Wuhan has developed as a core transportation hub and also key automobile production center in China.

Currently, the United States, Britain, South Korea and France have consulates in Wuhan.

More than 150 Japanese companies have offices in Wuhan, including Honda Motor Co. and Nissan Motor Co. Before the COVID-19 health scare, about 700 Japanese nationals lived in the city.

Requests for a consulate had been made from the past, but this summer the Japanese Chamber of Commerce and Industry in Wuhan presented a new request to the Japanese government.

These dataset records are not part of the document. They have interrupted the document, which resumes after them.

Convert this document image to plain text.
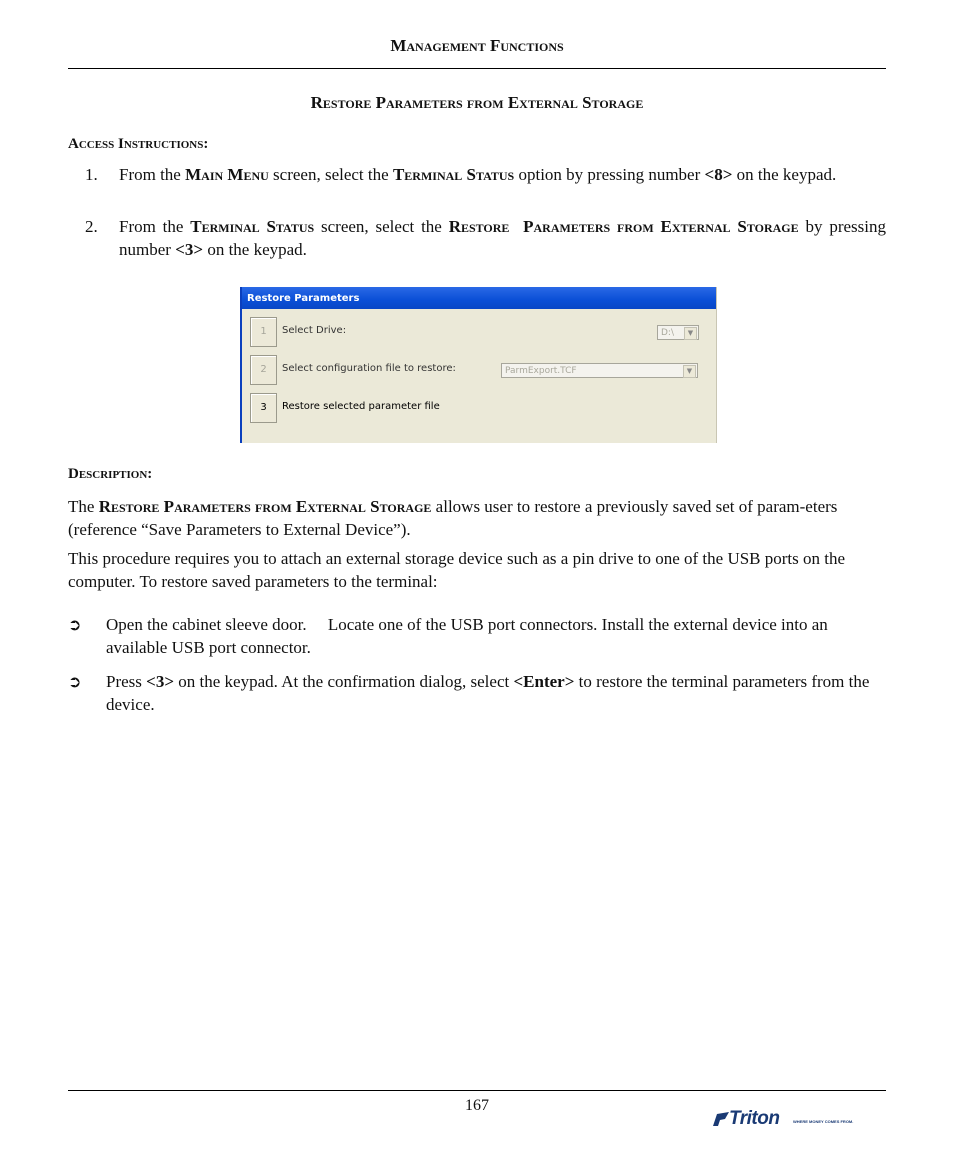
Management Functions
Restore Parameters from External Storage
Access Instructions:
1. From the Main Menu screen, select the Terminal Status option by pressing number <8> on the keypad.
2. From the Terminal Status screen, select the Restore  Parameters from External Storage by pressing number <3> on the keypad.
Restore Parameters
1	Select Drive:	D:\	▼
2	Select configuration file to restore:	ParmExport.TCF	▼
3	Restore selected parameter file
Description:
The Restore Parameters from External Storage allows user to restore a previously saved set of param-eters (reference “Save Parameters to External Device”).
This procedure requires you to attach an external storage device such as a pin drive to one of the USB ports on the computer. To restore saved parameters to the terminal:
➲ Open the cabinet sleeve door.     Locate one of the USB port connectors. Install the external device into an available USB port connector.
➲ Press <3> on the keypad. At the confirmation dialog, select <Enter> to restore the terminal parameters from the device.
167
Triton	WHERE MONEY COMES FROM.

The sources said the government made a formal inquiry with Chinese officials by October and Japanese Embassy officials from Beijing visited Wuhan to select a candidate site for the consulate.

“(Wuhan) is far from Beijing, Shanghai and Chongqing, where we have an embassy and consulates, so there was a problem in terms of protecting Japanese nationals,” said a Japanese government source of the logistical nightmare that faced Japanese Embassy officials trying to evacuate Japanese nationals on charter flights.